Mickey Cohen was a champion boxer in his day, but tells people he doesn't use his fists anymore.  Made-up to the hilt in prosthetics, Mr. Penn chews through the scenery as best he can, putting a weak, tonally disorganized film on his shoulders.  "You're talking to God, so you might as well swear to me," Mickey says, before a henchman meets an untimely demise.  Cohen, a New York gangster hell bent on making enemies in the mob world and expanding his criminal empire to Los Angeles and Chicago, isn't interested in Grace (Emma Stone), the sultry lady on his arm.  It's all decoration.  He barely acknowledges Grace as she tells him she needs to go and powder her nose.  Grace is an object not of distraction but convenience. 

Before this, there's WWII vet and L.A. police Sgt. John O'Mara (Josh Brolin) narrating the film on and off with lines that make out L.A.'s "protect and serve" police to be a hallowed group of cowboys.  Daryl Gates (the notorious L.A. police chief) is mentioned too, and his name will fly over some audience members' heads.  What's notable about "Gangster Squad" is that it does more to underscore the emergence of the rogue, brutal officers who would pervade the ranks of the LAPD for decades to come than it does to emphasize the vanquishing of gangsterism or the gangster element that Mr. Cohen signified. 

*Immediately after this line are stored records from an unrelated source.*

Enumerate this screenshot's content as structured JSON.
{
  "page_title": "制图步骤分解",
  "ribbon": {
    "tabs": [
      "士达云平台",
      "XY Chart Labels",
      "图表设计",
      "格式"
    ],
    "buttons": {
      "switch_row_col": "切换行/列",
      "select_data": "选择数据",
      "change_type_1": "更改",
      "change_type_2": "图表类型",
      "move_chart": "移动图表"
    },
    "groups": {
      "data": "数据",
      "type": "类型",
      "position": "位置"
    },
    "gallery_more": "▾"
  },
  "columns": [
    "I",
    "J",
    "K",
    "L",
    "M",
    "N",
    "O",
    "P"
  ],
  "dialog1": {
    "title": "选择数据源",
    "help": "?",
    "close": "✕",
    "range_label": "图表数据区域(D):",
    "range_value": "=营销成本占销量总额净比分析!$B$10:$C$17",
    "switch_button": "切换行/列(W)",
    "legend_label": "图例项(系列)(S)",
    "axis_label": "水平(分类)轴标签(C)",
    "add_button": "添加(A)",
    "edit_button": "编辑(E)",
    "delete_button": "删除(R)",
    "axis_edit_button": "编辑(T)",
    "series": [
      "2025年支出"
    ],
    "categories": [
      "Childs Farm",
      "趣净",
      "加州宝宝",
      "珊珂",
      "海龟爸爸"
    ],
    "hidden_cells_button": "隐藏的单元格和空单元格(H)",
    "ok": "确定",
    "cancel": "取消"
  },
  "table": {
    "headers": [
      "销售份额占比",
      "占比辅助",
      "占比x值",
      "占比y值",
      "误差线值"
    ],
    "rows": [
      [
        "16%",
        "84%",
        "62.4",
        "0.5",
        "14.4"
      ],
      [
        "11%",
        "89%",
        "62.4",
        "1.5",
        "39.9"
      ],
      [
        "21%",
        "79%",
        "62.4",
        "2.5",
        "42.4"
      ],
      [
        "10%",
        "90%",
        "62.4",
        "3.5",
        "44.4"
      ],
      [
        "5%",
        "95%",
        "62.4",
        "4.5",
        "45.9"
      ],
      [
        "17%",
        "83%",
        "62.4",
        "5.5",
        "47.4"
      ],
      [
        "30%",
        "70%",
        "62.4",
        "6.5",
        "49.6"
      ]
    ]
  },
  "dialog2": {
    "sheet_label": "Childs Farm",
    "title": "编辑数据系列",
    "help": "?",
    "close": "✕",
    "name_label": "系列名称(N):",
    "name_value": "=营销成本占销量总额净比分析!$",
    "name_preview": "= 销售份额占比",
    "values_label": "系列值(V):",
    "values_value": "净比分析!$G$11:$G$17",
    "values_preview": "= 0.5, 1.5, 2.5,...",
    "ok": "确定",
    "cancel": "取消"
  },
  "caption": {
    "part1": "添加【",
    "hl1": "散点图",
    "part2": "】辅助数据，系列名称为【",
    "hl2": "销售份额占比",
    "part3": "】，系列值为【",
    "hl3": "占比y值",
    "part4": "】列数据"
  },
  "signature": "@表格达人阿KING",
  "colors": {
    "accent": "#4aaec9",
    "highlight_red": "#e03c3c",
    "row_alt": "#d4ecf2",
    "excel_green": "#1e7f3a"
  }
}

There's irony in that realization, but far worse are lines in "Gangster Squad" that are absolutely laughable, with Mr. Brolin's character narrating his reverence for the LAPD, as a shot of a shining, gleaming police badge is shown.  (Mr. Brolin was arrested by Santa Monica P.D. on New Year's Day.)  This scene is a bygone moment, one strangely trapped in a time warp for the police corruption of 1949, let alone 1991 (Rodney King), 1997-98 (Rampart scandal), or 2013. 

I think the filmmakers of "Gangster Squad" are far smarter than their finished product shows.  Screenwriter Will Beall should have taken even more time to develop the characters, who are cardboard cutouts.  There are just two women in the film -- one a moll (Mr. Stone), the other a pregnant housewife (Mireille Enos).  Those are the ends of the spectrum.  Neither woman has a degree of nuance or insight to contribute.  None of the characters do.  Repeated, cheap racial punchline uses of a Mexican cop (Michael Peña) and a Burbank-hating black officer (Anthony Mackie) grow old and tiresome very quickly.  Nick Nolte appears as the L.A. police commissioner, gruffly barking pronouncements and lines from a poorly dialogued script.  (Mr. Nolte starred in "Mulholland Falls" in the mid-1990s, a film more or less about the very same subject matter: rogue LA cops in the 1950s protecting their turf against the criminal element.) 

The bottom line is that the shallow material they work with here is far beneath all of the actors' abilities.  There's no edge, heart or soul in "Gangster Squad".  No Jimmy Cagney, and no "White Heat" -- a classic it tries to evoke.

Mr. Fleischer's film, based on Paul Lieberman's book Gangster Squad, plays on allure, glorification and gratuitous violence that all further underscore its hollowness.  The movie is conflicted about violence as it tries to push it (given its obvious title) but pull it too, with staid lines about not wanting kids to grow up in a violent world.  Lawmen saying hello to death.  Then a fade to black.  Then back to the gunplay.  It looks too artificial, too haphazard.  The problem is that the director wants to eat his cake and keep it on display at the same time, and the film's manic shape-shifting is the result.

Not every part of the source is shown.